Smith initially attended the Fashion Institute of New York because it was the only school that offered him financial aid. But he didn’t really begin his education until Winston-Salem State University in North Carolina, a historically black university, offered him a basketball scholarship. With the encouragement of his coach, Clarence Edward “Big House” Gaines, Smith was able to graduate from Winston-Salem and begin his journalism career.
Smith’s memoirs make it clear that he will never forget his early struggles. His life story explains why so many of the past and present Black athletes he admires are defined as much by their commitment to racial justice as by their athletic prowess.
The success Smith has achieved in sports journalism working his way up from a writer to the New York daily news and The Philadelphia Inquirer is not a success that he assumes will last without constant cultivation on his part. “You have to have a team. You can’t do it alone,” he emphasizes in his book. He even lists the various agents who helped him and the executives at ESPN he relied on.
Smith Has Been Persistent on “First Take” by pointing out how black athletes are turned down for head coaching positions because they have no prior coaching experience, while white athletes are often given head coaching jobs with little or no prior coaching experience. But surprisingly inside Straight shooter Smith doesn’t struggle – certainly not to the depth of what he’s capable of – with how many sports have to be tackled for how they exploit them on the playing field or behind the scenes.
Football is currently dealing with the degenerative neurological disease chronic traumatic encephalopathy (CTE) which develops as a result of the many diagnosed and undiagnosed concussions experienced by players.

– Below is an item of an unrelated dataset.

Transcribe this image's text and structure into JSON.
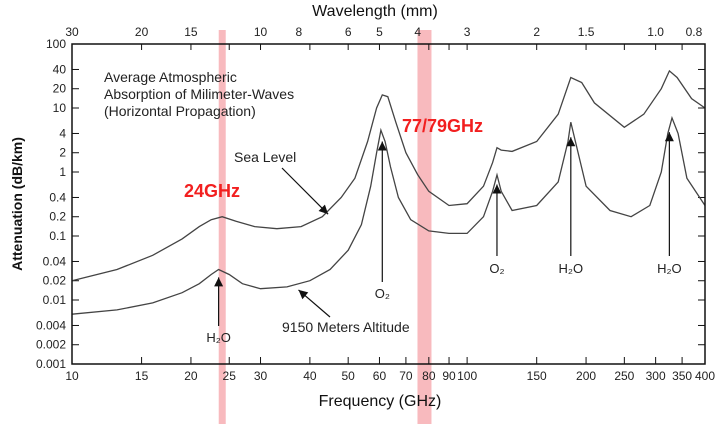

A lot of work is being done at university and professional level to make the game safer. But what football coaches and most sports journalists are reluctant to admit is that the game as it stands can be inherently unsafe, no matter what precautions are taken.
Earlier this year, a televised national pro football game between the Buffalo Bills and the Cincinnati Bengals was postponed after Damar Hamlin, a Buffalo player, went into cardiac arrest on the field. But if there is a motto that currently governs top sport, it is: the show must go on.
Tua Tagovailoa, the gifted young quarterback for the Miami Dolphins, has suffered three concussions this football season, and anyone watching football’s 2022 World Cup games on American television could do so without having to deal with disturbing stories about the exploitation of the workers used by Qatar to build its sports stadiums and the pressure on players not to wear One Love bracelets in protest against Qatar’s anti-LBGTQ policies.
The Tagovailoa story and the World Cup story are too recent to take in Straight shooter. But there was enough room inside Straight shooter for Smith to fully discuss the risks of football or when the United States should refuse to participate in sports competitions in countries with a blatant record of human rights violations. Perhaps these are topics he will address in a future book by Stephen A. Smith when he goes beyond his current comfort zone.
Nicolaus Mills is a professor of American literature at Sarah Lawrence College and author of Every Army Man Is With You: The cadets who won the 1964 Army-Navy Game, fought in Vietnam and came home changed forever.